No, it doesn't.
> If a party gets much more extreme than the populace then they will lose easily against an opponent just a little more moderate than them.
This requires lots of assumptions that may not be true in the real world. First, it assumes a party in power can't shift the electorate by suppressing voting rights of its opponents. Second, it either ignores propensity to vote effects, or assumes a unimodal distribution of preferences so that moderation not only brings you closer to the median voter but also doesn't make people who are closer to your position less likely to vote; whereas a two-party system over time promotes a bimodal distribution where moving away from one of those peaks, even toward the center between them, reduces enthusiasm and votes recieved.) It also ignores communication assymetries and their relation to money, and therefore support from moneyed interests.

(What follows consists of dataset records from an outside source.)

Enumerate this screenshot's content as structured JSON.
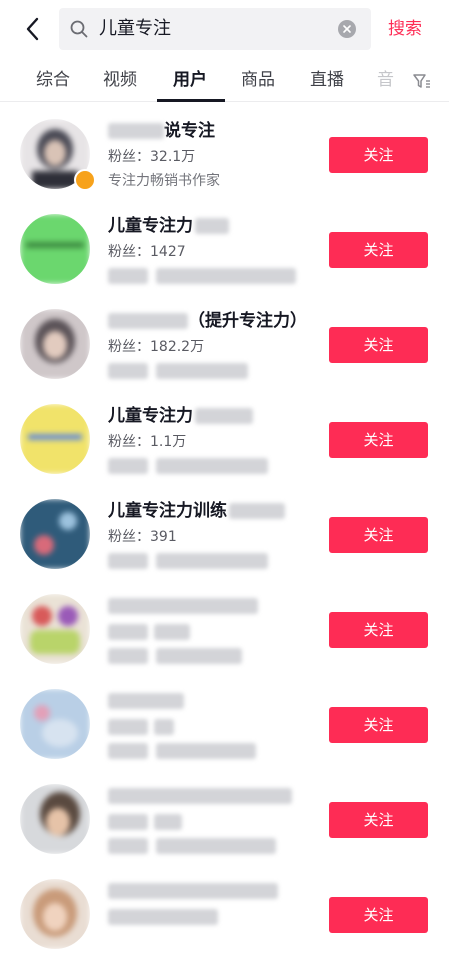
{
  "search": {
    "query": "儿童专注",
    "submit_label": "搜索"
  },
  "tabs": [
    {
      "label": "综合"
    },
    {
      "label": "视频"
    },
    {
      "label": "用户"
    },
    {
      "label": "商品"
    },
    {
      "label": "直播"
    },
    {
      "label": "音"
    }
  ],
  "fans_prefix": "粉丝：",
  "follow_label": "关注",
  "results": [
    {
      "name": "说专注",
      "fans": "32.1万",
      "desc": "专注力畅销书作家"
    },
    {
      "name": "儿童专注力",
      "fans": "1427",
      "desc": ""
    },
    {
      "name": "（提升专注力）",
      "fans": "182.2万",
      "desc": ""
    },
    {
      "name": "儿童专注力",
      "fans": "1.1万",
      "desc": ""
    },
    {
      "name": "儿童专注力训练",
      "fans": "391",
      "desc": ""
    },
    {
      "name": "",
      "fans": "",
      "desc": ""
    },
    {
      "name": "",
      "fans": "",
      "desc": ""
    },
    {
      "name": "",
      "fans": "",
      "desc": ""
    },
    {
      "name": "",
      "fans": "",
      "desc": ""
    }
  ],
  "colors": {
    "accent": "#fe2c55",
    "avatar_0": "#4a4a55",
    "avatar_1": "#6bd76e",
    "avatar_2": "#5b5358",
    "avatar_3": "#f1e36a",
    "avatar_4": "#2f5b7a",
    "avatar_5": "#b9d46a",
    "avatar_6": "#b9cfe6",
    "avatar_7": "#5a4a40",
    "avatar_8": "#c99b7a"
  }
}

It might result in more centrist parties (though I've never seen a convincing comparativr argument or evidence; median voter theorem is fine and all for the abstract idealized world it applies to but ignores pretty much every significant aspect of real-world political dynamics), but even so it doesn't seem to lead to more centrist governments.
> I honestly think that multi-party systems might be better but I also think that two party systems aren't completely aweful
Among democracies, degree of proportionality of representation is pretty directly correlated with popular satisfaction with government, and smaller numbers of parties are correlated with poorer proportionality; from the perspective of providing people the government they want, two-party systems turn out to mostly be, empirically, pretty awful, and the US's particular implementation near the bottom of the barrel among established democracies.
While dual or multiple parties can affect this, the degree of representation currently in the US is currently more of detriment to finding a middle ground.
The average member of the lower house has around 650K constituents more then any senator did at our founding. The US Constitution was suppose to allow the House to grow and expand as the country did, however Congress passes a law setting the limit of members to the House almost a century ago.
If we multiply the House by 10, each member represents 65K we are still within the Constitution and will get closer to what you are stating then a complete overhaul. This has the effect of give more representation to people and makes it more likely to get to a middle ground. As an example a district votes 60% for one party in the current system results in 40% being unheard. With a 10x, keeping in mind it wouldn't really work entirely we have, 6 members that agree with the 60% and 4 members that agree with the 40%. It's not going to be that exact but hopefully you get the idea. This is going to decrease the power of each member of the lower house to state "Mandate" and force getting closer to middle ground.
In the 60/40 example it is mostly likely gerrymandered or a state with a single member in the House which results in no general election. The district is already assumed to win the general and thus the primary becomes the real election which is nominally 50% of the a general election. So in the current system 30% of the 650K in our example district effectively elect the member to House. Given typical 50% voter turnout we then can say that basically say that about 15% of of a district pick the representation. So in our example 98K are represented fully and 552K people are under represented. By scaling that back we would probably have less gerrymandered districts but even in this extreme we have 10K people vs 55K people and may even be able to increase voter turnout since a vote actually matters at this point. In my district my vote is worthless, I still vote in primary and general, but I live someplace more gerrymandered than the 60/40 it's closer to 80/20.